If a company wants to address this directly, it would seem they could search for potential employees in such a way that they’re blind to gender and where they went to school and so on. Can you search for employees based purely on merit, on what code they’ve posted to GitHub and so on?
Ming: Can we do it? Yes. For research purposes, I’ve built filters that run through our database and pick out information that is indicative. There was a high-profile project done at a university in Switzerland where the gender and ethnicity markers were stripped off the applications of graduate students and suddenly they found they had admitted a huge number of Turkish and female students in the following year’s class. People have a good reason not to put this stuff on their resumes, so it takes a certain amount of work to build a system that can figure it out. So when I say I’ve done it, it’s not to the degree of accuracy that we’re going to promote this and make it available. The point is that when someone does a search and asks, for example, “Who are the best Java developers in New York City?” we present an unbiased list, or as unbiased as we can. … I think what you’ll find is that the number of women and people of different ethnicities that will appear in our Top 100 list is significantly different than what you’d find in a poll of the 100 best developers in New York.
And yet from what you’re telling me, most companies would probably feel more comfortable hiring programmers based on who their employees recommend. If you take cost considerations out of the discussion for a moment, is that necessarily such a bad thing for a company?
Ming: There’s been a lot of research into this issue of positive discrimination that [shows] you tend to attract and refer people who are like yourself. There’s a lot of research that says that internal referrals work because they’re more likely to get people in the door. It’s a great solution to your short-term needs. The problem is that the research says it’s a terrible long-term solution because you end up with creative stagnation.

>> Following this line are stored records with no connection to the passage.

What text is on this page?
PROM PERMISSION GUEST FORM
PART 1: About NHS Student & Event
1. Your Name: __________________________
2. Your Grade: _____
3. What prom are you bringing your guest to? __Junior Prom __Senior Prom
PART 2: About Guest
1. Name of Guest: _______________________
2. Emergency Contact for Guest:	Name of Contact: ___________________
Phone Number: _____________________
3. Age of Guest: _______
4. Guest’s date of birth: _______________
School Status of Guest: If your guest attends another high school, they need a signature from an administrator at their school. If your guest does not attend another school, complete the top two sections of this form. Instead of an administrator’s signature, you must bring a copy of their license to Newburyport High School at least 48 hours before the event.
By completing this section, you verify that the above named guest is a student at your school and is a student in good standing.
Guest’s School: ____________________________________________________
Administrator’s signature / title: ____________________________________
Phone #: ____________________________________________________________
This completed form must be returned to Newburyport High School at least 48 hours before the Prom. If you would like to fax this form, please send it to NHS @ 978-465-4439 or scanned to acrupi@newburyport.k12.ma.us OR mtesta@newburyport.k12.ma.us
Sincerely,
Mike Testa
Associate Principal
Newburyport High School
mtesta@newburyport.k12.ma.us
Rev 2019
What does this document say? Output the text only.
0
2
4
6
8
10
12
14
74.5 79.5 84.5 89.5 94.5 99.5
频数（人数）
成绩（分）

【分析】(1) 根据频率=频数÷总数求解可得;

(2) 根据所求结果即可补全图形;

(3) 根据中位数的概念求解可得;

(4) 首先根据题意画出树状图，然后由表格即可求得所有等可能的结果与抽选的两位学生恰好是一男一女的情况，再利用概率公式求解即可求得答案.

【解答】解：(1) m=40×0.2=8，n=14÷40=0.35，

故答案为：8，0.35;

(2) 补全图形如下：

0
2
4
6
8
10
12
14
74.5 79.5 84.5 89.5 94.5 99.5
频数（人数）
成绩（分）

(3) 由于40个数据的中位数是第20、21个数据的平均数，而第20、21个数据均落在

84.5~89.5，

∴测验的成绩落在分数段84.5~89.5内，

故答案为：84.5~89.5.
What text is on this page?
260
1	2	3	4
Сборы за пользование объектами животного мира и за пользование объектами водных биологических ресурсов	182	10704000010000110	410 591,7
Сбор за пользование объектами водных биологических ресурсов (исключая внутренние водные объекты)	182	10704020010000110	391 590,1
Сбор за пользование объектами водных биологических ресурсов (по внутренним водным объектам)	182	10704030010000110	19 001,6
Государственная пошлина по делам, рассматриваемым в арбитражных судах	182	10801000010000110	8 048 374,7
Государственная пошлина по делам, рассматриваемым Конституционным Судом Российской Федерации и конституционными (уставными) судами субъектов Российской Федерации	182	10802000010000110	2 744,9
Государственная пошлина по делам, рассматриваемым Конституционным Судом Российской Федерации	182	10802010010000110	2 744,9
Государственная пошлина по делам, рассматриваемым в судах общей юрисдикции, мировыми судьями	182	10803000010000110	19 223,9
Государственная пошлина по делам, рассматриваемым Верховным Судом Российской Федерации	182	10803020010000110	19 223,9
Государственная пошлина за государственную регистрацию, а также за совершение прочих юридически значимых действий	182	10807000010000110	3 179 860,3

It sounds like there’s some fundamental tension between the short-term need to fill an open position and the long-term intent.
Ming: There is. That’s why we say some of our customers are schizophrenic. Their leadership is concerned with the long-term view. Meanwhile, people on the front lines doing the hiring are more concerned with keeping their jobs and meeting their numbers and filling the immediate need. I won’t name names, but we met a very prominent technology company on site, and they took us through their hiring process step by step and apologized for every step. They were doing all the things that we’ve been talking about, but at the end of it, they said, “We don’t know what else we should be doing.” … There’s a recognition of the problem at the leadership levels, but people feel trapped because they need 30 programmers today.